Further thoughts on today's salmon biop decision
Author: Brandon Middleton
In reviewing today's decision on the National Marine Fisheries Service salmon biological opinion, two things stand out:
1) This is a defeat for the species-protection-whatever-the-cost mentality that we see from many environmental extremists. For years, groups like Earthjustice and the Center for Biological Diversity have exploited language from a 1978 Supreme Court decision (TVA v. Hill) to argue that the Endangered Species Act should be used "to halt and reverse the trend toward species extinction, whatever the cost."

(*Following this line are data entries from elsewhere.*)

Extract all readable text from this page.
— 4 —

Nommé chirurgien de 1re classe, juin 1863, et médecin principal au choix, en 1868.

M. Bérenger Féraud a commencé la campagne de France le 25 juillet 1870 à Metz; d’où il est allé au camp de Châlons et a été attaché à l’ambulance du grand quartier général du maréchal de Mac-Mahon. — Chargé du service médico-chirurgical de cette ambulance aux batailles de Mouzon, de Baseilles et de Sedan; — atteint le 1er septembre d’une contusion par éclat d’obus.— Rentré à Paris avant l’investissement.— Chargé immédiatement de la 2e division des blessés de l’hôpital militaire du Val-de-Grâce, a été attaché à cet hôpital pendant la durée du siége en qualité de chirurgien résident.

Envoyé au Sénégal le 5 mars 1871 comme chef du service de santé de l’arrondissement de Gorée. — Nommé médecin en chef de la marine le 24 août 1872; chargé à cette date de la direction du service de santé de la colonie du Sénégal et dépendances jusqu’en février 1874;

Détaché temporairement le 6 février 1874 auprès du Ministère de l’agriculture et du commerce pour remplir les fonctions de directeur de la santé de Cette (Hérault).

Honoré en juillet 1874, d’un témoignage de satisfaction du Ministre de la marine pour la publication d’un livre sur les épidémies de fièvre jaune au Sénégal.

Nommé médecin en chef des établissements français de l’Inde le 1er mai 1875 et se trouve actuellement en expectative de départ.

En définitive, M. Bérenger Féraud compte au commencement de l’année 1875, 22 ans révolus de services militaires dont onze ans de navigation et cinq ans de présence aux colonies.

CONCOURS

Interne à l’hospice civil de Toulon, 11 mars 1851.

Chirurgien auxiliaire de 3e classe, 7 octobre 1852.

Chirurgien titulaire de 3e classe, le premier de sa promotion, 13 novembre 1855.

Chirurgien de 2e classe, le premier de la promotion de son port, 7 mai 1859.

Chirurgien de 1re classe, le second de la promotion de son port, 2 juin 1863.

Clearly, that decision and its accompanying language apply only to the unique factual and legal circumstances of TVA — which concerned a federal dam project whose operation would indisputably wipe out an entire endangered species — but the environmental community has nonetheless been able to use it as a means to prevent the reasonable use of natural resources in a wide range of cases.

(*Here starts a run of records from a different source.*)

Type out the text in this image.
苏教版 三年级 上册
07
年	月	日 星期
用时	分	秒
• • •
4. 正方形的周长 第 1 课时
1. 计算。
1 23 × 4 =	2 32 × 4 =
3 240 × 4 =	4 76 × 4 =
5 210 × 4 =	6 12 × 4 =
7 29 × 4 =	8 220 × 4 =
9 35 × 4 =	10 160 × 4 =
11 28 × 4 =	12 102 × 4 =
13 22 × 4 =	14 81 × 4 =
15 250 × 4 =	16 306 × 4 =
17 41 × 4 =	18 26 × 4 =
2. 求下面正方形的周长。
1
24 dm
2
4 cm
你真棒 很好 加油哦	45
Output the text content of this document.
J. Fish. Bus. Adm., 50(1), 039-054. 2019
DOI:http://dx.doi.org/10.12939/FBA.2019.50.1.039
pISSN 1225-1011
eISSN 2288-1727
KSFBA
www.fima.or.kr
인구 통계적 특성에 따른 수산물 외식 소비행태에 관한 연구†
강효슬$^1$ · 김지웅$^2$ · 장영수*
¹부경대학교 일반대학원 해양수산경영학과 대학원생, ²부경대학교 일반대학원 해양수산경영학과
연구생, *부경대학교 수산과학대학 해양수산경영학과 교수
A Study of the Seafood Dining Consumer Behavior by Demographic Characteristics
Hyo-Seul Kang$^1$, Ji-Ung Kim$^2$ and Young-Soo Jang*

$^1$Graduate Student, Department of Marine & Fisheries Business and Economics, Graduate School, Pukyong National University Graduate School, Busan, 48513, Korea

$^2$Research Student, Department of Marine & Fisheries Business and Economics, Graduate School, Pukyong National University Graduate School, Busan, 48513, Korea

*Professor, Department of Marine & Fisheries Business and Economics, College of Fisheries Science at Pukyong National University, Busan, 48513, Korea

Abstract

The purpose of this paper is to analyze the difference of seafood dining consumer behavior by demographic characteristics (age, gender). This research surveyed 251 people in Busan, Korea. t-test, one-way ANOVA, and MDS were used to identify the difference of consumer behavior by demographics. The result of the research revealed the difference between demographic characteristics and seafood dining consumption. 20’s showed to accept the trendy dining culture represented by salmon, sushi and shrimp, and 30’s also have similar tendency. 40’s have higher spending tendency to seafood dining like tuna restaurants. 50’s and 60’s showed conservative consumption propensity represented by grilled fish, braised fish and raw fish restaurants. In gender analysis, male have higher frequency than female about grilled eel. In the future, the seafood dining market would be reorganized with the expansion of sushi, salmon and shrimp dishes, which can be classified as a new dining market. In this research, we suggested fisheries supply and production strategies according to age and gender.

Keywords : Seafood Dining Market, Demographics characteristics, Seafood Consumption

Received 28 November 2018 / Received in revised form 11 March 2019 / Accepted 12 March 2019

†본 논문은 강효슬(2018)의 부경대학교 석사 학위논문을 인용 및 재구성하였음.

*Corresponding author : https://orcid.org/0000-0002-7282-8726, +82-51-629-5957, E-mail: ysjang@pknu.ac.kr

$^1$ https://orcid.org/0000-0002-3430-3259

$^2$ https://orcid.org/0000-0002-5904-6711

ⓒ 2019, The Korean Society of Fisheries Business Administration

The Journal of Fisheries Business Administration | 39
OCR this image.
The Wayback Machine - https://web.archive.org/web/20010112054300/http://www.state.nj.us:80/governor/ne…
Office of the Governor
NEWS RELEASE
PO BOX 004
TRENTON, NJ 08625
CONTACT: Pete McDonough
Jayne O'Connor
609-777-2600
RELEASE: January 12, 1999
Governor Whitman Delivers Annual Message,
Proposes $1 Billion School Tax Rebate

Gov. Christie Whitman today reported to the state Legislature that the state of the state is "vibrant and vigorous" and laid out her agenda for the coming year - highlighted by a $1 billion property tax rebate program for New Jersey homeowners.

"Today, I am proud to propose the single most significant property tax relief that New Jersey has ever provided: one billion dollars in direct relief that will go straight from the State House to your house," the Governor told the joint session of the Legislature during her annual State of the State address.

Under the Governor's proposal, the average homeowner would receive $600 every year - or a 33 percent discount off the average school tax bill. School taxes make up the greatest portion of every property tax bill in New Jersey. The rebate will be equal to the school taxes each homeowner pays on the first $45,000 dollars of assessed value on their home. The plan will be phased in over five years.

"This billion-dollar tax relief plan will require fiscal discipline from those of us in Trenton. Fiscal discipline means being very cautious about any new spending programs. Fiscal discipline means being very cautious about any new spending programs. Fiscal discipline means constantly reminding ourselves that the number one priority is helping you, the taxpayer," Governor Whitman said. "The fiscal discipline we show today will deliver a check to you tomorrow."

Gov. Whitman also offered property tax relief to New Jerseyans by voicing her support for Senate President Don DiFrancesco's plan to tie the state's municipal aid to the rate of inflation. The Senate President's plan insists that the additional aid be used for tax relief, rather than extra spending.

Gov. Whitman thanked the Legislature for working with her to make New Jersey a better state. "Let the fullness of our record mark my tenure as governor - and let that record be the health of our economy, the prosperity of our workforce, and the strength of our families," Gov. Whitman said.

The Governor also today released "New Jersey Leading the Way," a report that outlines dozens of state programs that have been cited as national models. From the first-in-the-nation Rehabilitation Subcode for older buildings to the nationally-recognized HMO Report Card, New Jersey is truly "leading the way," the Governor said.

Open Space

Until today, that is. As Judge Wanger put it, the federal government's and the environmentalists' contention "that the ESA, under TVA v. Hill, precludes equitable weighing of Plaintiffs’ interests is not supported by that case, as evidence of harm to the human environment in the form of social dislocation, unemployment, and other threats to human welfare were not present in Hill. They are in this case."
Today's decision is a refreshing reminder that the Endangered Species Act does not require the interests of humans to take a back seat to the interests of endangered species.

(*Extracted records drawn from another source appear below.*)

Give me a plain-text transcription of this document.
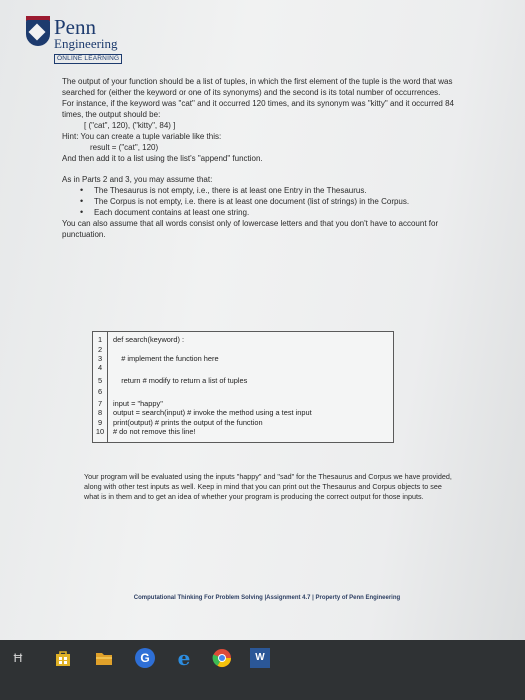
Penn
Engineering
ONLINE LEARNING

The output of your function should be a list of tuples, in which the first element of the tuple is the word that was searched for (either the keyword or one of its synonyms) and the second is its total number of occurrences.

For instance, if the keyword was "cat" and it occurred 120 times, and its synonym was "kitty" and it occurred 84 times, the output should be:

[ ("cat", 120), ("kitty", 84) ]

Hint: You can create a tuple variable like this:

result = ("cat", 120)

And then add it to a list using the list's "append" function.

As in Parts 2 and 3, you may assume that:

• The Thesaurus is not empty, i.e., there is at least one Entry in the Thesaurus.
• The Corpus is not empty, i.e. there is at least one document (list of strings) in the Corpus.
• Each document contains at least one string.

You can also assume that all words consist only of lowercase letters and that you don't have to account for punctuation.

1
2
3
4
5
6
7
8
9
10
def search(keyword) :
# implement the function here
return # modify to return a list of tuples
input = "happy"
output = search(input) # invoke the method using a test input
print(output) # prints the output of the function
# do not remove this line!

Your program will be evaluated using the inputs "happy" and "sad" for the Thesaurus and Corpus we have provided, along with other test inputs as well. Keep in mind that you can print out the Thesaurus and Corpus objects to see what is in them and to get an idea of whether your program is producing the correct output for those inputs.

Computational Thinking For Problem Solving |Assignment 4.7 | Property of Penn Engineering
Ħ	G e	W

2) The Obama administration has some explaining to do. Despite the serious harm the loss of water has caused to the San Joaquin Valley and California, Interior Secretary Ken Salazar has been all too eager to pass the buck and blame the weather. "Labeling this as a man-made disaster, a regulatory drought, ignores the real issues," he once said.
With today's decision, it is now apparent that Salazar and the rest of the Obama administration have been enforcing a biological opinion that is based not on the best available science, but instead on "guesstimations." The NMFS salmon biological opinion was made without regard to generally recognized scientific principles, and was accepted by the government despite potential alternatives that would result in less harm to water users.
As the Interior Secretary, Salazar is responsible for NMFS's failure to consider the consequences of its actions. He would do well to admit his role in the regulatory drought.